Questo l’appello che la Senatrice Teresa Bellanova ha rivolto ieri, nel corso di un incontro sui temi del lavoro e dello sviluppo promosso dalla Sezione Pd Nuovo Salario a Roma.
“Questa è probabilmente, dopo la caduta del Muro di Berlino, la tornata europea più delicata. Aumento vertiginoso delle disuguaglianze economiche e sociali, differenze marcate tra gli schieramenti in campo, minaccia fortissima di un blocco reazionario dove si sta saldando di tutto: lepenismo, antiche e nuove destre, xenofobia, pericolose tendenze autarchiche. Per questo dobbiamo essere capaci di raccontare e affermare un’Europa diversa, del lavoro e dello sviluppo, dell’inclusione e della sostenibilità, per sconfiggere ovunque le sacche di arretratezza, arretramento, povertà. Ci sono parole-chiave ormai scomparse quasi completamente dal lessico politico ed economico imposto da questo Governo: sistema-paese, mezzogiorno, politiche industriali, lavoro, giustizia sociale, nuove generazioni, inclusione, donne. Parole che restituiscono un’urgenza: abbiamo bisogno di più riformismo, in Italia e in Europa. Per dire ai cittadini come intendiamo tenere insieme la trasformazione, l’innovazione sempre più veloce, il nuovo che si impone nei segmenti strategici e quello che invece, sentendosi fragile ed esposto, ha paura. Continuiamo a parlare di un Europa a due velocità. Non è così: le velocità e le arretratezze rischiano di essere molte di più. Bisogna saperle tenere insieme, non frenare le prime, non immiserire ulteriormente, respingendole ancora di più ai margini del cerchio, le altre. Sarebbe un errore micidiale perché è da qui che si generano populismi eversivi e rigurgitano gli estremismi.

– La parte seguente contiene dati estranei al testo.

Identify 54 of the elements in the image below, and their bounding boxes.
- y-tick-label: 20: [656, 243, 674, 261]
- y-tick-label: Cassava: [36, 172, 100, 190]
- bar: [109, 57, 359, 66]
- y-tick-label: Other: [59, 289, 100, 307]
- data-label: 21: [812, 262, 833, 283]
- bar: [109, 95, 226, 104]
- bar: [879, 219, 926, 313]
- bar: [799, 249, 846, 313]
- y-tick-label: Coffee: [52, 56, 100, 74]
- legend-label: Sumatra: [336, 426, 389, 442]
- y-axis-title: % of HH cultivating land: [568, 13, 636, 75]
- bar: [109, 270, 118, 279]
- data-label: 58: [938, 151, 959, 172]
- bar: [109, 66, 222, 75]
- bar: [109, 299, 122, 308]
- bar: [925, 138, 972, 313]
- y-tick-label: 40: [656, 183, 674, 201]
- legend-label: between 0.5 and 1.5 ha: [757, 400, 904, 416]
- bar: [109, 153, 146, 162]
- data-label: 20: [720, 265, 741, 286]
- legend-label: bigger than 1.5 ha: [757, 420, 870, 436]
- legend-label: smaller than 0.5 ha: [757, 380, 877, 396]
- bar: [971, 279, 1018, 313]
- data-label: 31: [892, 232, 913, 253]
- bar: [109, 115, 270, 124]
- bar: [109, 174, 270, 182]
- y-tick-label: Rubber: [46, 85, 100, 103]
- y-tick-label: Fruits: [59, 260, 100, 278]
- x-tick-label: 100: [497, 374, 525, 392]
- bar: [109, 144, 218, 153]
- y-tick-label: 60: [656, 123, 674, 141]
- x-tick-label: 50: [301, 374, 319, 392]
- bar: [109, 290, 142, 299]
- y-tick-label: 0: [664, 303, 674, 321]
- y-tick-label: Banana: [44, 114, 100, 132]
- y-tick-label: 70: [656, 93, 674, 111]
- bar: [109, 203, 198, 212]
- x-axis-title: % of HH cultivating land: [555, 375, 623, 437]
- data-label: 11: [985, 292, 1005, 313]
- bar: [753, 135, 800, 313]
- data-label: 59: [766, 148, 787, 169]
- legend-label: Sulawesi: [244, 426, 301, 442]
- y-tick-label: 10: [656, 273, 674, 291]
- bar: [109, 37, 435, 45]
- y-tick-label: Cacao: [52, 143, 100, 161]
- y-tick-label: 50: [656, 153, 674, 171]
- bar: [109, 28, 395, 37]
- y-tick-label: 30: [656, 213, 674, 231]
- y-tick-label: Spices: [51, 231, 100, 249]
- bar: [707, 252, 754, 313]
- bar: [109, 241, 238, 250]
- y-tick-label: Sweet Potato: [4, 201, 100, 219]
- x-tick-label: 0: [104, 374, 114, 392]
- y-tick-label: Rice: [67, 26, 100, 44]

Dovremo risolvere le contraddizioni più forti: è necessaria una politica estera europea, sono necessarie politiche comuni per le migrazioni, sono necessarie politiche condivise e comuni sul lavoro e sulla rappresentanza per sconfiggere la concorrenza sleale interna. Che c’è e non possiamo fingere di ignorarla. Difendiamo l’Europa perché vogliamo cambiarla”.